3 Mart 2015 Salı

273- HİLAFETİN KALDIRILMASI

HİLAFETİN KALDIRILMASI: 3 MART 1924
Türk Devrimi’nin önemli aşamalarından olan Halifeliğ’in kaldırılışı 3 MART 1924 tarihinde gerçekleştirilmiştir.
91yıl önce yaşanan bu gelişme ile:
• Devrimin önündeki en büyük engel kaldırılmış, 
• Cumhuriyet yönetimi ve ulusal egemenlik güç kazanmıştır.
 • Devletteki iki başlılık görüntüsü ortadan kalkmış, 
• 600 Yıllık Hanedanlığın defteri kapatılmıştır.
 • Eğitimde, yönetimde, hukukta dini anlayış yerine laik anlayış yerleşmeye başlamıştır.
• Padişah ve Halifeye sadakatin yerini Ulus ve Devlete sadakat anlayışı almıştır.
• Meşruluk anlayışı, dünyevileşmiştir.
3 Mart 1924 yılında çıkartılan; “Tevhid-i Tedrisat Kanunu” ile “Halifeliğin Kaldırılması ve Osmanlı Hanedanının Türkiye Cumhuriyeti Toprakları dışına çıkartılmasına dair kanun”lar Türkiye’yi Laikleştiren yasalardır.
Türkiye’nin şu anda içinde bulunduğu bunalım bu iki yasa yüzündendir. İktidar mücadelesi Devrim Yasaları bağlamında yapılmaktadır.
İçinde yaşadığımız bu süreçte; tarihi ve o günlerdeki gelişmeleri anımsamanın ve günümüze ilişkin dersler çıkarmanın yararlı olacağı değerlendirilmektedir.

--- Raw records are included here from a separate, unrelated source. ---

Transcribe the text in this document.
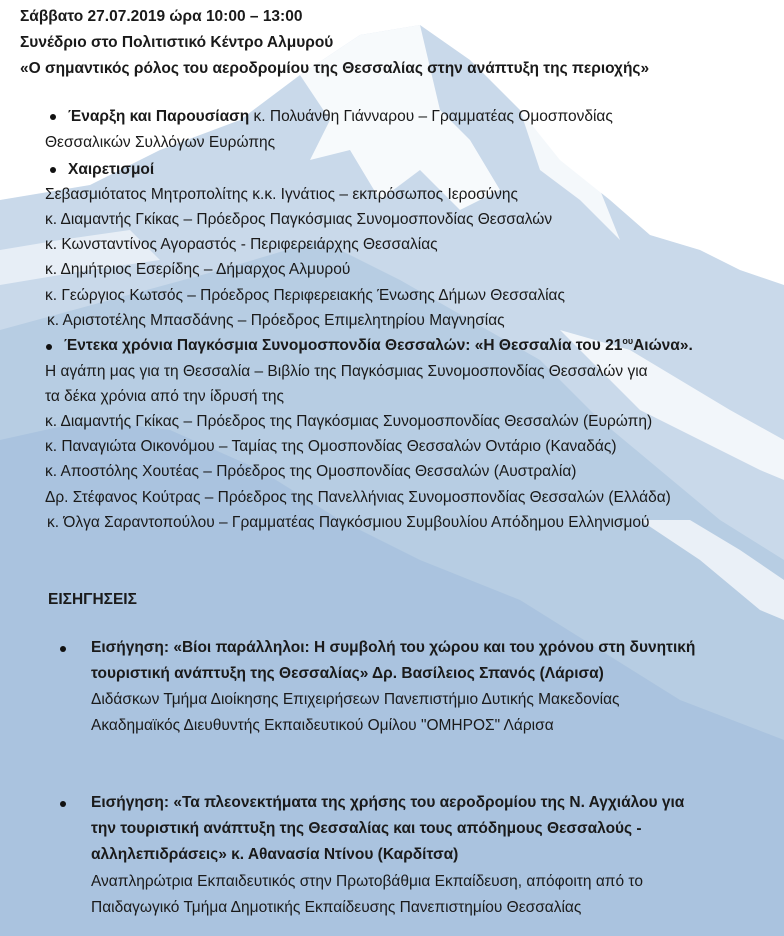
Σάββατο 27.07.2019 ώρα 10:00 – 13:00
Συνέδριο στο Πολιτιστικό Κέντρο Αλμυρού
«Ο σημαντικός ρόλος του αεροδρομίου της Θεσσαλίας στην ανάπτυξη της περιοχής»
Έναρξη και Παρουσίαση κ. Πολυάνθη Γιάνναρου – Γραμματέας Ομοσπονδίας
Θεσσαλικών Συλλόγων Ευρώπης
Χαιρετισμοί
Σεβασμιότατος Μητροπολίτης κ.κ. Ιγνάτιος – εκπρόσωπος Ιεροσύνης
κ. Διαμαντής Γκίκας – Πρόεδρος Παγκόσμιας Συνομοσπονδίας Θεσσαλών
κ. Κωνσταντίνος Αγοραστός - Περιφερειάρχης Θεσσαλίας
κ. Δημήτριος Εσερίδης – Δήμαρχος Αλμυρού
κ. Γεώργιος Κωτσός – Πρόεδρος Περιφερειακής Ένωσης Δήμων Θεσσαλίας
κ. Αριστοτέλης Μπασδάνης – Πρόεδρος Επιμελητηρίου Μαγνησίας
Έντεκα χρόνια Παγκόσμια Συνομοσπονδία Θεσσαλών: «Η Θεσσαλία του $21^{o\upsilon}A\iota ώ\nu\alpha$».
Η αγάπη μας για τη Θεσσαλία – Βιβλίο της Παγκόσμιας Συνομοσπονδίας Θεσσαλών για
τα δέκα χρόνια από την ίδρυσή της
κ. Διαμαντής Γκίκας – Πρόεδρος της Παγκόσμιας Συνομοσπονδίας Θεσσαλών (Ευρώπη)
κ. Παναγιώτα Οικονόμου – Ταμίας της Ομοσπονδίας Θεσσαλών Οντάριο (Καναδάς)
κ. Αποστόλης Χουτέας – Πρόεδρος της Ομοσπονδίας Θεσσαλών (Αυστραλία)
Δρ. Στέφανος Κούτρας – Πρόεδρος της Πανελλήνιας Συνομοσπονδίας Θεσσαλών (Ελλάδα)
κ. Όλγα Σαραντοπούλου – Γραμματέας Παγκόσμιου Συμβουλίου Απόδημου Ελληνισμού
ΕΙΣΗΓΗΣΕΙΣ
Εισήγηση: «Βίοι παράλληλοι: Η συμβολή του χώρου και του χρόνου στη δυνητική
τουριστική ανάπτυξη της Θεσσαλίας» Δρ. Βασίλειος Σπανός (Λάρισα)
Διδάσκων Τμήμα Διοίκησης Επιχειρήσεων Πανεπιστήμιο Δυτικής Μακεδονίας
Ακαδημαϊκός Διευθυντής Εκπαιδευτικού Ομίλου "ΟΜΗΡΟΣ" Λάρισα
Εισήγηση: «Τα πλεονεκτήματα της χρήσης του αεροδρομίου της Ν. Αγχιάλου για
την τουριστική ανάπτυξη της Θεσσαλίας και τους απόδημους Θεσσαλούς -
αλληλεπιδράσεις» κ. Αθανασία Ντίνου (Καρδίτσα)
Αναπληρώτρια Εκπαιδευτικός στην Πρωτοβάθμια Εκπαίδευση, απόφοιτη από το
Παιδαγωγικό Τμήμα Δημοτικής Εκπαίδευσης Πανεπιστημίου Θεσσαλίας
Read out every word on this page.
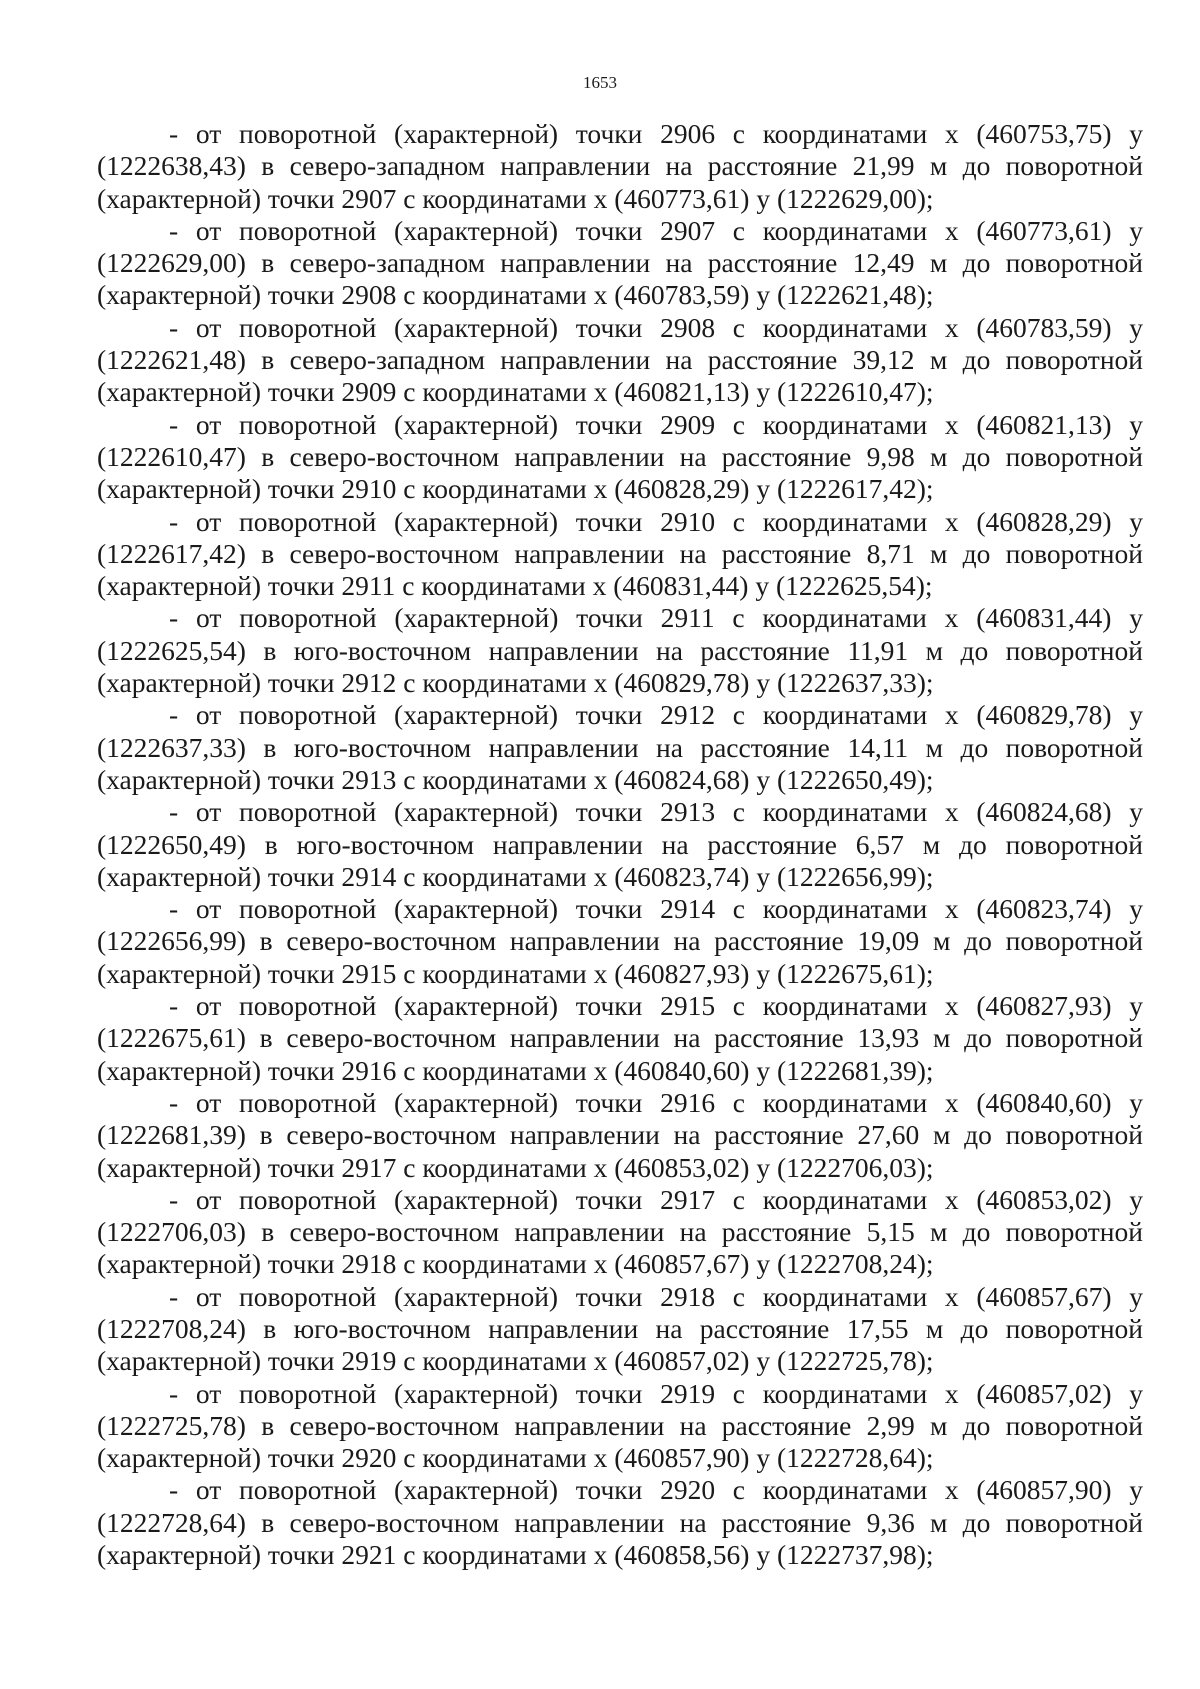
1653

- от поворотной (характерной) точки 2906 с координатами x (460753,75) y (1222638,43) в северо-западном направлении на расстояние 21,99 м до поворотной (характерной) точки 2907 с координатами x (460773,61) y (1222629,00);

- от поворотной (характерной) точки 2907 с координатами x (460773,61) y (1222629,00) в северо-западном направлении на расстояние 12,49 м до поворотной (характерной) точки 2908 с координатами x (460783,59) y (1222621,48);

- от поворотной (характерной) точки 2908 с координатами x (460783,59) y (1222621,48) в северо-западном направлении на расстояние 39,12 м до поворотной (характерной) точки 2909 с координатами x (460821,13) y (1222610,47);

- от поворотной (характерной) точки 2909 с координатами x (460821,13) y (1222610,47) в северо-восточном направлении на расстояние 9,98 м до поворотной (характерной) точки 2910 с координатами x (460828,29) y (1222617,42);

- от поворотной (характерной) точки 2910 с координатами x (460828,29) y (1222617,42) в северо-восточном направлении на расстояние 8,71 м до поворотной (характерной) точки 2911 с координатами x (460831,44) y (1222625,54);

- от поворотной (характерной) точки 2911 с координатами x (460831,44) y (1222625,54) в юго-восточном направлении на расстояние 11,91 м до поворотной (характерной) точки 2912 с координатами x (460829,78) y (1222637,33);

- от поворотной (характерной) точки 2912 с координатами x (460829,78) y (1222637,33) в юго-восточном направлении на расстояние 14,11 м до поворотной (характерной) точки 2913 с координатами x (460824,68) y (1222650,49);

- от поворотной (характерной) точки 2913 с координатами x (460824,68) y (1222650,49) в юго-восточном направлении на расстояние 6,57 м до поворотной (характерной) точки 2914 с координатами x (460823,74) y (1222656,99);

- от поворотной (характерной) точки 2914 с координатами x (460823,74) y (1222656,99) в северо-восточном направлении на расстояние 19,09 м до поворотной (характерной) точки 2915 с координатами x (460827,93) y (1222675,61);

- от поворотной (характерной) точки 2915 с координатами x (460827,93) y (1222675,61) в северо-восточном направлении на расстояние 13,93 м до поворотной (характерной) точки 2916 с координатами x (460840,60) y (1222681,39);

- от поворотной (характерной) точки 2916 с координатами x (460840,60) y (1222681,39) в северо-восточном направлении на расстояние 27,60 м до поворотной (характерной) точки 2917 с координатами x (460853,02) y (1222706,03);

- от поворотной (характерной) точки 2917 с координатами x (460853,02) y (1222706,03) в северо-восточном направлении на расстояние 5,15 м до поворотной (характерной) точки 2918 с координатами x (460857,67) y (1222708,24);

- от поворотной (характерной) точки 2918 с координатами x (460857,67) y (1222708,24) в юго-восточном направлении на расстояние 17,55 м до поворотной (характерной) точки 2919 с координатами x (460857,02) y (1222725,78);

- от поворотной (характерной) точки 2919 с координатами x (460857,02) y (1222725,78) в северо-восточном направлении на расстояние 2,99 м до поворотной (характерной) точки 2920 с координатами x (460857,90) y (1222728,64);

- от поворотной (характерной) точки 2920 с координатами x (460857,90) y (1222728,64) в северо-восточном направлении на расстояние 9,36 м до поворотной (характерной) точки 2921 с координатами x (460858,56) y (1222737,98);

Türkiye 1919-1923 yılları arasında siyasal bir devrim yaşamıştır. Ulusal Egemenlik ve Ulusal bağımsızlığı sağlamak (1919-1922) siyasal devrim demektir.
Başlangıçta Devrimin okları dışarıya çevrili idi, Emperyalizm hedef alınmıştı. Kurtuluştan sonra ikinci aşamada, Siyasal Devrimin yönü İÇE çevrildi. Osmanlının geleneksel kurumlarını hedef aldı. İlk aşamada, daha çok milli (Antiemperyalist) görüntü veren Siyasal Devrim, ikinci aşamasında (1922-1924) demokratik karakterini öne çıkarmaktaydı.

Bu oluşumun üç önemli kademesi vardır:
• Saltanatın kaldırılması.
• Cumhuriyetin ilanı.
• Hilafetin kaldırılması.

Hilafet; 3 Mart 1924 tarih ve 431 sayılı yasa ile kaldırılmıştır.
Hilafet kaldırılmış, Osmanlı Hanedanı üyeleri Yurt dışına çıkartılmıştır.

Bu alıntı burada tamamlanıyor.